1. Avoid Being Ill-Prepared. Taking over-the-counter motion sickness medications, such as Bonine® and Dramamine® is a big help. Do make sure you purchase the non-drowsy or less-drowsy formulas, so you don’t accidentally fall asleep during dinner! Begin taking the medication at 1-2 days prior to sailing so the medicine is in your system before you step foot on the ship.
2. Avoid Powers of Suggestion. If you think – you are just totally convinced – you are going to get motion sickness, more than likely you will. Or if you suffer other forms of motion sickness (car, train, plane) the stress of past experiences can influence your well being onboard. Your mind is a powerful thing. Try to focus on activities on the ship, and though it might sound harsh, try to stay clear of anyone else that may become ill.
3. Avoid the Cabin. To acclimate to shipboard life and get those sea legs working, it is best to spend as much time as possible outside on deck. Use the horizon as a point to maintain your equilibrium. Your senses will be happy – visual input will agree with inner ear.
4. Avoid Key Triggers. There are a number of factors that can contribute to the not-so-great feeling of being off balance. It is a good idea to avoid fatty foods or those high in salt and sugar, avoid alcohol 24 hours prior to sailing, and poor ventilation as strong smells can overwhelm the senses and push you over the edge (metaphorically speaking of course!). Also, it is best to avoid reading. If you must, read small passages at one time and take frequent breaks to look up and find the horizon.

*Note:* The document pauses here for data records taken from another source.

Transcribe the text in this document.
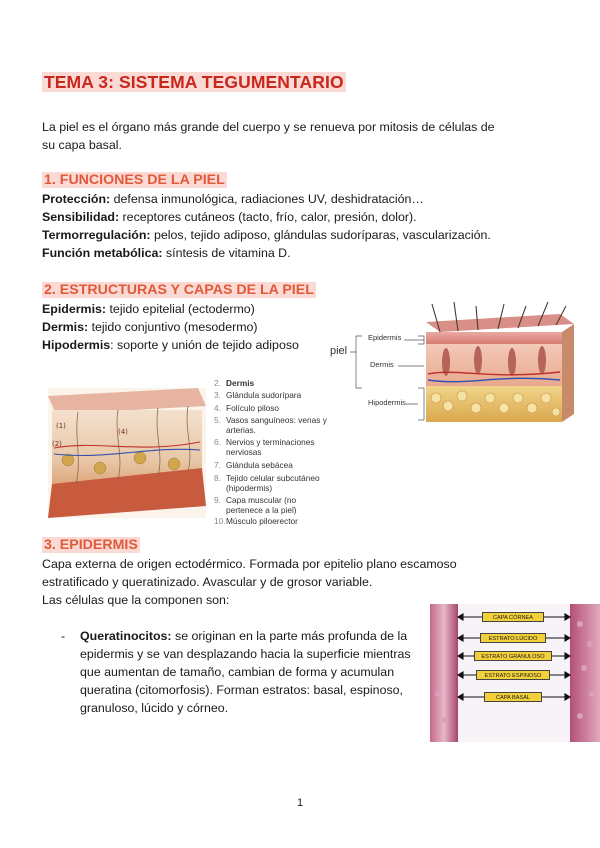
TEMA 3: SISTEMA TEGUMENTARIO
La piel es el órgano más grande del cuerpo y se renueva por mitosis de células de
su capa basal.
1. FUNCIONES DE LA PIEL
Protección: defensa inmunológica, radiaciones UV, deshidratación…
Sensibilidad: receptores cutáneos (tacto, frío, calor, presión, dolor).
Termorregulación: pelos, tejido adiposo, glándulas sudoríparas, vascularización.
Función metabólica: síntesis de vitamina D.
2. ESTRUCTURAS Y CAPAS DE LA PIEL
Epidermis: tejido epitelial (ectodermo)
Dermis: tejido conjuntivo (mesodermo)
Hipodermis: soporte y unión de tejido adiposo	piel
Epidermis
Dermis
Hipodermis
(1)
(2)
(4)
2. Dermis
3. Glándula sudorípara
4. Folículo piloso
5. Vasos sanguíneos: venas y
arterias.
6. Nervios y terminaciones
nerviosas
7. Glándula sebácea
8. Tejido celular subcutáneo
(hipodermis)
9. Capa muscular (no
pertenece a la piel)
10.Músculo piloerector
3. EPIDERMIS
Capa externa de origen ectodérmico. Formada por epitelio plano escamoso
estratificado y queratinizado. Avascular y de grosor variable.
Las células que la componen son:
- Queratinocitos: se originan en la parte más profunda de la
epidermis y se van desplazando hacia la superficie mientras
que aumentan de tamaño, cambian de forma y acumulan
queratina (citomorfosis). Forman estratos: basal, espinoso,
granuloso, lúcido y córneo.
CAPA CÓRNEA
ESTRATO LÚCIDO
ESTRATO GRANULOSO
ESTRATO ESPINOSO
CAPA BASAL
1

5. Avoid Smaller Oceangoing Vessels. Large, modern cruise ships of 70,000- to 220,000-tons are equipped with state-of-the-art stabilizers that greatly reduce the pitch and roll of the vessel. Most times passengers do not feel any movement; however, there are areas of the ship in which motion is more pronounced, especially during inclement weather. Think of the ship as a tree; when the wind blows, the leaves and branches at the top have all the movement, but the trunk of tree has little to no motion. So, a deck lower on the ship will experience significantly less motion, and they are closer to the stabilizers!
6. Avoid Choosing the Wrong Cabin Location. The lower and more centrally located your stateroom is on a cruise ship means the lower the possible threat of seasickness. A balcony stateroom is also helpful, as you can open your door and let in the fresh ocean air.
7. Avoid Multiple Days at Sea. Itineraries that offer more ports is your best bet. You want fewer days at sea and more days in port with an opportunity to get off the ship. A Transatlantic cruise or sailing with 2 or more days at sea in a row is not ideal if you are sensitive to motion. A good choice for a first time cruiser worried about seasickness is to find a 2-3 night weekend getaway. This way you have a chance to test your sea legs without the threat of being stuck in the bathroom on a longer voyage.
8. Avoid Becoming Anxious. If inclement weather becomes unavoidable, crews are typically very proactive. The captain will provide updates and the rest of the crew may pass out medicine, green apples and crackers. The best thing is to remain calm and shift your focus to other activities. Easier said than done I know, but you are on vacation after all. Enjoy your time and try to focus on all of the onboard entertainment. Hop in the pool, play some mini golf, take a dance lesson or fitness class.